The authors introduce a model termed Invariant Rationalization (InvRat), which leverages the concept of invariance from invariant risk minimization (IRM) to rule out spurious correlations prevalent in traditional MMI approaches. The core principle is to constrain rationales such that the resultant predictor performs optimally across diverse environments. Through theoretical and empirical evidence, the authors demonstrate that the proposed rationales can better generalize across different test scenarios and align more closely with human judgments compared to established methods.

Methodology

InvRat is built upon three interconnected modules:

  • Rationale Generator: This subsystem generates rationales from the input features.
  • Environment-Agnostic Predictor: Unlike the traditional models, this component predicts outcomes solely based on rationales without environment information.
  • Environment-Aware Predictor: It has additional access to environment data, enabling it to better pinpoint invariant rationales.

The generator is tasked with not only maximizing predictive accuracy but also minimizing the performance disparity between the environment-agnostic and environment-aware predictors, effectively ensuring invariant rationales.
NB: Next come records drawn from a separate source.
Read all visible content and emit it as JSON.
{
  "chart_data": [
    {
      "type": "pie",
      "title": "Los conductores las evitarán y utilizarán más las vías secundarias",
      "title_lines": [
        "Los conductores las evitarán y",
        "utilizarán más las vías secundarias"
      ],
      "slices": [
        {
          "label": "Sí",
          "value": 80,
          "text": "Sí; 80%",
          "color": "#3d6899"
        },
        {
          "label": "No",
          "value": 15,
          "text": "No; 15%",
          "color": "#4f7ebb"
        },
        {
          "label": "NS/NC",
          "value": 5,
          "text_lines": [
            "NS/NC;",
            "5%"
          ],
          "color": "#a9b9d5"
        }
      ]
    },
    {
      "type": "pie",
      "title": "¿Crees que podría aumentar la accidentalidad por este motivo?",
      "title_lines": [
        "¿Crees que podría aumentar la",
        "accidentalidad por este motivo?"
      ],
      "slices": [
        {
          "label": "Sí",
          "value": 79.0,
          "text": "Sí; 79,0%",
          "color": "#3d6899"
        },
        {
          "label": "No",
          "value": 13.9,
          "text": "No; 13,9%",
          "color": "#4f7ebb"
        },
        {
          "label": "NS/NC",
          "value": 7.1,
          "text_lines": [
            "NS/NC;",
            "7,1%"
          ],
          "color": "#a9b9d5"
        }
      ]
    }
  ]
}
This dual-objective framework is articulated through a minimax game, utilizing alternate gradient-based optimization.

Results

The authors validate InvRat's efficacy using synthetic datasets with pre-defined environmental biases and genuine datasets with naturally occurring correlations among aspect scores, such as multi-aspect beer reviews. The paper's experimental results signify a notable improvement in prediction accuracy and rationale precision, particularly in alignment with human-annotated rationales. For instance, InvRat outperformed traditional methods such as Rnp and 3Player in the beer review dataset by effectively excluding non-causal yet highly correlated text segments.

Implications and Future Directions

The findings from "Invariant Rationalization" bear significant implications for enhancing explainable AI techniques by emphasizing causal feature identification instead of mere correlation-based selections. This methodological shift has the potential to reduce model vulnerability to biases inherent in training data, thereby supporting more robust and interpretable neural network applications.

Future research could explore extending invariant rationalization frameworks across other modalities and settings, such as vision or multi-modal tasks. Furthermore, the integration of invariance paradigms with learning scenarios characterized by multi-agent interactions could broaden its utility within reinforcement learning domains, advancing towards self-explaining AI models with inherently better generalization capabilities.